Date Published: March 25, 2018
Publisher: John Wiley and Sons Inc.
Author(s): Luigi Fontana, Sharon E. Mitchell, Boshi Wang, Valeria Tosti, Thijmen van Vliet, Nicola Veronese, Beatrice Bertozzi, Dayna S. Early, Parcival Maissan, John R. Speakman, Marco Demaria.
Calorie restriction (CR) is an effective strategy to delay the onset and progression of aging phenotypes in a variety of organisms. Several molecular players are involved in the anti‐aging effects of CR, but mechanisms of regulation are poorly understood. Cellular senescence—a cellular state of irreversible growth arrest—is considered a basic mechanism of aging. Senescent cells accumulate with age and promote a number of age‐related pathologies. Whether environmental conditions such as diet affect the accumulation of cellular senescence with age is still unclear.

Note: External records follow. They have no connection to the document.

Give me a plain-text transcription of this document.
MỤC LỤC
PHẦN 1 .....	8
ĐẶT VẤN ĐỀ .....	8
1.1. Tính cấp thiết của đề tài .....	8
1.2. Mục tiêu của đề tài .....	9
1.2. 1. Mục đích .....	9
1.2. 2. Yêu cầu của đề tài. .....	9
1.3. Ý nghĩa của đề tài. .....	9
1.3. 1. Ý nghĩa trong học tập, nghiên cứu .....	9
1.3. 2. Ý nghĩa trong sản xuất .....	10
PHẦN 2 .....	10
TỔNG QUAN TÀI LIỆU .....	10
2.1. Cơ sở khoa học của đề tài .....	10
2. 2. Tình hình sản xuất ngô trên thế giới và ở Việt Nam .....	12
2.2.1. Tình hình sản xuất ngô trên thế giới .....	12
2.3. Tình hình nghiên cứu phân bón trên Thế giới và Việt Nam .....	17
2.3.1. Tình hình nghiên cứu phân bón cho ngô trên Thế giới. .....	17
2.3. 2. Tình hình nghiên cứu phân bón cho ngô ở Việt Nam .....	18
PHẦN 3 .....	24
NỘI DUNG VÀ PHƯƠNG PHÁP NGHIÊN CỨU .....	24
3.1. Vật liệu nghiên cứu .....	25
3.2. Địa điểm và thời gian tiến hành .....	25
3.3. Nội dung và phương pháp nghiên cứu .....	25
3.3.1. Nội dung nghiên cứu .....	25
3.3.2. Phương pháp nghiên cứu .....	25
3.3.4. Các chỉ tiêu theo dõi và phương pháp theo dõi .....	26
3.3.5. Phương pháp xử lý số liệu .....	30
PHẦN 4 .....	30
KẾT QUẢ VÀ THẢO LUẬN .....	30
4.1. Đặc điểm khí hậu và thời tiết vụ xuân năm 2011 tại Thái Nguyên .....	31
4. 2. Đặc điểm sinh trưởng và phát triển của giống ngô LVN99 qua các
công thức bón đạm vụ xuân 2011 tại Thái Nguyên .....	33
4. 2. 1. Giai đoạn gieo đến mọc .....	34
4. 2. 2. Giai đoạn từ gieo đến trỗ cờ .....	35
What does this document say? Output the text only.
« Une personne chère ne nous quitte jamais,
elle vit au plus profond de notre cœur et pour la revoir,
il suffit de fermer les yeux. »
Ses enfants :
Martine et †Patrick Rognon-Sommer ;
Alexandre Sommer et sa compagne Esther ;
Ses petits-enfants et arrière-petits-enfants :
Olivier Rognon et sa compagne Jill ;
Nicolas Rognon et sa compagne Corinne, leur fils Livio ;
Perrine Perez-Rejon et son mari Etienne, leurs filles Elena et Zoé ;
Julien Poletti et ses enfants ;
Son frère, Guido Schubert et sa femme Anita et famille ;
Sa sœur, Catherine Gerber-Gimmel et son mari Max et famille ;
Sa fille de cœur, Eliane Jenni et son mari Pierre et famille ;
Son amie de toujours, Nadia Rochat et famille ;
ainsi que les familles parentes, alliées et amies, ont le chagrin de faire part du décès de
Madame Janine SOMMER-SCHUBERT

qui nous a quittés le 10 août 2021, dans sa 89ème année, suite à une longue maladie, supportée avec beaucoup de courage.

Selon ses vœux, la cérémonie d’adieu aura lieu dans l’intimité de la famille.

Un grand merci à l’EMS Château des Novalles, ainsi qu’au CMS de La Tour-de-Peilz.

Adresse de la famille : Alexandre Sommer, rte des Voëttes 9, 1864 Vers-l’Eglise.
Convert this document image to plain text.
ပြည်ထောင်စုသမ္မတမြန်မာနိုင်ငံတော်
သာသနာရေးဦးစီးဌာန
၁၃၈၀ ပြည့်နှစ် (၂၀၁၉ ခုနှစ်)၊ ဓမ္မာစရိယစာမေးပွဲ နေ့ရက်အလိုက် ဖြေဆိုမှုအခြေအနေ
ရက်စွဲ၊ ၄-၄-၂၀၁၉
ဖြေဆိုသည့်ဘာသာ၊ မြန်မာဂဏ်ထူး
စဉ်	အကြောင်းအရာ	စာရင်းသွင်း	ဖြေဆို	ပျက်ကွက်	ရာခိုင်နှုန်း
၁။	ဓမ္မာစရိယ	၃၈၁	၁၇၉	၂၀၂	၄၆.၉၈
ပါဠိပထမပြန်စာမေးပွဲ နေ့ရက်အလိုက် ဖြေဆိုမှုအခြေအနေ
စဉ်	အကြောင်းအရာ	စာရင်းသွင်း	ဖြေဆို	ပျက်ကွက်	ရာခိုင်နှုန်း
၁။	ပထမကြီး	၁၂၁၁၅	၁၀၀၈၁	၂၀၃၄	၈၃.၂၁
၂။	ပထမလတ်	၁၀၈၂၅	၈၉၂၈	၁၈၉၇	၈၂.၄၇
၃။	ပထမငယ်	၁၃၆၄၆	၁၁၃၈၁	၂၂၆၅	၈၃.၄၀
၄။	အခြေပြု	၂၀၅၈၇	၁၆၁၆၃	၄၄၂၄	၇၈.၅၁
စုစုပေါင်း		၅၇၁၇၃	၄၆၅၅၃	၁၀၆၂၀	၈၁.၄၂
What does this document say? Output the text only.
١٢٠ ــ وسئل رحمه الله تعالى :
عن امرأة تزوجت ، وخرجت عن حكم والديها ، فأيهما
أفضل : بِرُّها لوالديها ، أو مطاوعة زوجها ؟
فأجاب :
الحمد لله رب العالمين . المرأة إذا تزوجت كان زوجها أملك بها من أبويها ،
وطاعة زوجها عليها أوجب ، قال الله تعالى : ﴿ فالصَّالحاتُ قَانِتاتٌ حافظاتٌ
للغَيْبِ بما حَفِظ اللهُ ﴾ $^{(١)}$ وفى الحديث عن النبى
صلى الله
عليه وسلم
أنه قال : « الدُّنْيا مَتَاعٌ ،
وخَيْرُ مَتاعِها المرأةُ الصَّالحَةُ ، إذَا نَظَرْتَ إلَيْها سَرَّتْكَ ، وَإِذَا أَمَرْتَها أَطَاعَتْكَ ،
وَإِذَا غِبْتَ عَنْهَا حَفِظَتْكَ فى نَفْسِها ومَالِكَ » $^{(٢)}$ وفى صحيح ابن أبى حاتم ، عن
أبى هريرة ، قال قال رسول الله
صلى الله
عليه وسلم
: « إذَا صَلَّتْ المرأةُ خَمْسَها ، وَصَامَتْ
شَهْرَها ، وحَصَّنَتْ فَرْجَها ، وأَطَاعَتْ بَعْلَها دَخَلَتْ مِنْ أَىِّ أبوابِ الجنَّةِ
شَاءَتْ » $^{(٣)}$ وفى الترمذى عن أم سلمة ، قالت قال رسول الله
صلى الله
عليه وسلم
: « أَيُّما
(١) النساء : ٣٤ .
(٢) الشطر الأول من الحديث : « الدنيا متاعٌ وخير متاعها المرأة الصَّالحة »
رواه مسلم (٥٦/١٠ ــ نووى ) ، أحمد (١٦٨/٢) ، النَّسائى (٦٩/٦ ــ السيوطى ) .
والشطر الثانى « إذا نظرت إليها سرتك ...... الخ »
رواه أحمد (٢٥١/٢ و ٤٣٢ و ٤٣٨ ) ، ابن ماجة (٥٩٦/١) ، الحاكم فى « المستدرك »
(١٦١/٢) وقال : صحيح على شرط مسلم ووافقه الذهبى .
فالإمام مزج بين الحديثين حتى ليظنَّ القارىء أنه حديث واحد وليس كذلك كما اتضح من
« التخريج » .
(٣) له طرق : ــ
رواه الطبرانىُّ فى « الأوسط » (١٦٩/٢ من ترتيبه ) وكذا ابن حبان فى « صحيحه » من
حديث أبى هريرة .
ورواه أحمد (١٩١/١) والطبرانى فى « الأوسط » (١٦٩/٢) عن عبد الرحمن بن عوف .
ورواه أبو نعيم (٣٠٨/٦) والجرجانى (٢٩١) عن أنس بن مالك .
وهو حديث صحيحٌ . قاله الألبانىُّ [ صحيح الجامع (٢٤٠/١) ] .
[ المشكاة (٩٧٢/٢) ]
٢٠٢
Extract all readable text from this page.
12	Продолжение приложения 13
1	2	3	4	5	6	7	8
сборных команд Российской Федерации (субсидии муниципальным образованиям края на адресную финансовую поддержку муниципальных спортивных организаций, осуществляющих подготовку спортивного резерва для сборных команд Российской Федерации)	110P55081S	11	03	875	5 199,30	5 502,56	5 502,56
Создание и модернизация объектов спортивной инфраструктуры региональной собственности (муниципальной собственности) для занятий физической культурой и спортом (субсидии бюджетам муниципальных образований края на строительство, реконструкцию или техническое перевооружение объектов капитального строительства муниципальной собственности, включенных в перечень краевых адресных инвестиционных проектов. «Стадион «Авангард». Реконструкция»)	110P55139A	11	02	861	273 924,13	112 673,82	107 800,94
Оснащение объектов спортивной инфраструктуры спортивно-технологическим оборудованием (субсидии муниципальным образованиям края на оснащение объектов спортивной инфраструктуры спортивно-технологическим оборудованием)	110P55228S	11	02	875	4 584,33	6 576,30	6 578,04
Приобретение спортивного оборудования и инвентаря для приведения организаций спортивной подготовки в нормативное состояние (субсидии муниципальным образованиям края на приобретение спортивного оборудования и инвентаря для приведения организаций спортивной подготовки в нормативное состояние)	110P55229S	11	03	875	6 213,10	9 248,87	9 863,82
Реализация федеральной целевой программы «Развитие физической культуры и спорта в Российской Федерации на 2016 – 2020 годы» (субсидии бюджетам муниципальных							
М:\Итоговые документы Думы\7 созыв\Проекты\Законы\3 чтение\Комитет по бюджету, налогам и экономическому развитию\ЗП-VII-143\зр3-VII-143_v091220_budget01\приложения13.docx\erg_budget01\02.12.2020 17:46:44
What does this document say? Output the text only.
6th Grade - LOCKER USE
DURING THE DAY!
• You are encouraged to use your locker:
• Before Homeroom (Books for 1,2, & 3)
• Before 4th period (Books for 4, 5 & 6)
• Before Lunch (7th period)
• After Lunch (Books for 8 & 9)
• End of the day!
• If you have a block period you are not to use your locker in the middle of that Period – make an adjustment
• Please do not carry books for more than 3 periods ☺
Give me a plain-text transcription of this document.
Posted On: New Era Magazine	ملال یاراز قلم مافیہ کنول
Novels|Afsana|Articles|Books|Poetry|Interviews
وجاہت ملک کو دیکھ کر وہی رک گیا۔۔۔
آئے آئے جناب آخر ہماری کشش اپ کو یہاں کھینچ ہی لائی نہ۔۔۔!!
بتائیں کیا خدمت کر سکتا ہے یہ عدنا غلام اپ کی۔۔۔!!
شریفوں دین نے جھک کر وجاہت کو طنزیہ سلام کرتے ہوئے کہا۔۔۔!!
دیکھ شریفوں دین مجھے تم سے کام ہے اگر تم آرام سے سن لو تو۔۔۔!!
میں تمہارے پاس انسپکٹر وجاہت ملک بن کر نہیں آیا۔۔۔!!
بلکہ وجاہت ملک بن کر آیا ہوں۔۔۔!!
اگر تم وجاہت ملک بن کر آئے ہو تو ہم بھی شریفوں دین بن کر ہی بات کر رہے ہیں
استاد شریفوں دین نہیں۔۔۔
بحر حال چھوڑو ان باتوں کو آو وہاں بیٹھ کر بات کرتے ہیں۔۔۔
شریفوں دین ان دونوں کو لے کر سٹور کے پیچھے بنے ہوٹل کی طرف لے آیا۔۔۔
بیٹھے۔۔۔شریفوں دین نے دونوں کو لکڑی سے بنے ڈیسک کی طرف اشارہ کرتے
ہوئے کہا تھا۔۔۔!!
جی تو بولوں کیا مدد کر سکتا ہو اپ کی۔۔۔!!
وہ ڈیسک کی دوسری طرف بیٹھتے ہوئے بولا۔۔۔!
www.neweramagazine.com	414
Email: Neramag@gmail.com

Here, we show that a number of classical transcriptomic markers of senescent cells are reduced in adult but relatively young mice under CR. Moreover, we demonstrate that such senescence markers are not induced in the colon of middle‐age human volunteers under CR in comparison with age‐matched volunteers consuming normal Western diets. Our data support the idea that the improvement in health span observed in different organisms under CR might be partly due to a reduction in the number of senescent cells.
Human lifespan and health span have risen significantly in recent decades (Vaupel, 2010). Yet, aging is a progressive and generalized deterioration of the functional capacities of an organism which strongly contributes to tissue failure. Accordingly, age is one of the largest single risk factors for developing diseases, from neurodegeneration to cancer. The effects of aging are largely influenced by genetic and environmental conditions. While genetic manipulations of model organisms have set important milestones for the understanding of the aging process, calorie restriction (CR) is a well‐established nongenetic approach able to improve health span and lifespan in different organisms (Finkel, 2015). However, the precise mechanisms by which CR improves health are not fully understood (Speakman & Mitchell, 2011; Fontana & Partridge, 2015).